The IDE includes a toolbar that purportedly shows you the IDE’s current memory usage. Clicking on the toolbar display forces a garbage collection. However, the figure displayed in the toolbar doesn’t jibe with the Task Manager memory usage figures, which show that the “runide.exe” (Creator’s executable file) process consistently uses over 96MB of RAM, even with very small projects loaded. The toolbar consistently displays much smaller memory usage values.

Overall Impressions
So, does Java Studio Creator meet the expectations of current .NET developers? Will it lure them away from Visual Studio to take advantage of Java’s broader platform support?

That depends. Creator certainly has the potential to lure .NET developers to Java because it offers many of the features that can help wean them away from Visual Studio. As an ASP.NET developer familiar with Visual Studio, if I had to deliver applications to a mixture of Windows and non-Windows platforms, this tool would be among my top choices. It’s instantly familiar, and Sun has done a good job of hiding functionality that you don’t always need to build typical corporate database-driven Web applications.

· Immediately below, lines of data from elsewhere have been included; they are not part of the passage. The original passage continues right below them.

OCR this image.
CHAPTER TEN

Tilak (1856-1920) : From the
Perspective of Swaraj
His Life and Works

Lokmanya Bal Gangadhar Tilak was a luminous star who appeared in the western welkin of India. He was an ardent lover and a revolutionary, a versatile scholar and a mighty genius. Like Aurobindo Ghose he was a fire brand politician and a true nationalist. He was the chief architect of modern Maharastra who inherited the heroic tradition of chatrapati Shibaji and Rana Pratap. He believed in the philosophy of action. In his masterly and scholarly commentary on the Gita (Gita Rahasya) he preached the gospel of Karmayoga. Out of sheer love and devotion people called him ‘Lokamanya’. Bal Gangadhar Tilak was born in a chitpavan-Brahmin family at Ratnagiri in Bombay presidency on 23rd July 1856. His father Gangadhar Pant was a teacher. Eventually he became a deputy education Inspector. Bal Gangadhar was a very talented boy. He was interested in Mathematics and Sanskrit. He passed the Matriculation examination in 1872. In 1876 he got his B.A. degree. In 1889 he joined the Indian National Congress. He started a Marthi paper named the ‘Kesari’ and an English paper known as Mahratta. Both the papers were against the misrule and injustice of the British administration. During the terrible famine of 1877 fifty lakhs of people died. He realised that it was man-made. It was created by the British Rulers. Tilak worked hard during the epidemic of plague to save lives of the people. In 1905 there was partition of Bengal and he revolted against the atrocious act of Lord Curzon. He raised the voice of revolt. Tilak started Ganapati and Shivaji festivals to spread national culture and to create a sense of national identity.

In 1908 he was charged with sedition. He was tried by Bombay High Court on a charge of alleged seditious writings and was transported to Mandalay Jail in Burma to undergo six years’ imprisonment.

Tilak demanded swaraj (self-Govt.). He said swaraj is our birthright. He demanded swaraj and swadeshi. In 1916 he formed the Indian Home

But much of Creator’s potential is as yet unrealized. First and foremost, the planned release version of Creator doesn’t target desktop applications; it can only build Web applications. Desktop application development is planned for a future version (code named “Mako”) which will target not only Web applications, but also desktop and mobile-device applications, using a “develop once, deploy everywhere” model. That version will be far more similar to Visual Studio’s current capabilities than is Creator in its current form. When that happens, the two products will become more equal, with the nod toward Creator because it outputs standard Java code, which isn’t limited to Windows machines or PocketPC devices.

Second, although Sun’s done a good deal of the work to create a viable competitor to Visual Studio, ColdFusion, and other Web application IDEs, it’s not going to attract that audience unless the release version of the product is considerably less buggy and faster than this early access version. Now, Sun needs to focus on solving problems, improving Creator’s performance, reducing its memory requirements, and adding the missing convenience features that, more and more, differentiate one IDE from another.

Sun wouldn’t provide a price for the release version of this product, but Sun’s Jim Inscore did say that it would be competitive with similar development tool offerings from other companies. Inscore also said Sun plans to release the product in late June at JavaOne.

Overall, Creator, in its current implementation, is a slick, if slow, IDE that offers ASP.NET developers an environment that immediately feels comfortable and familiar while simultaneously giving them an easy path to target platforms other than Windows in the future.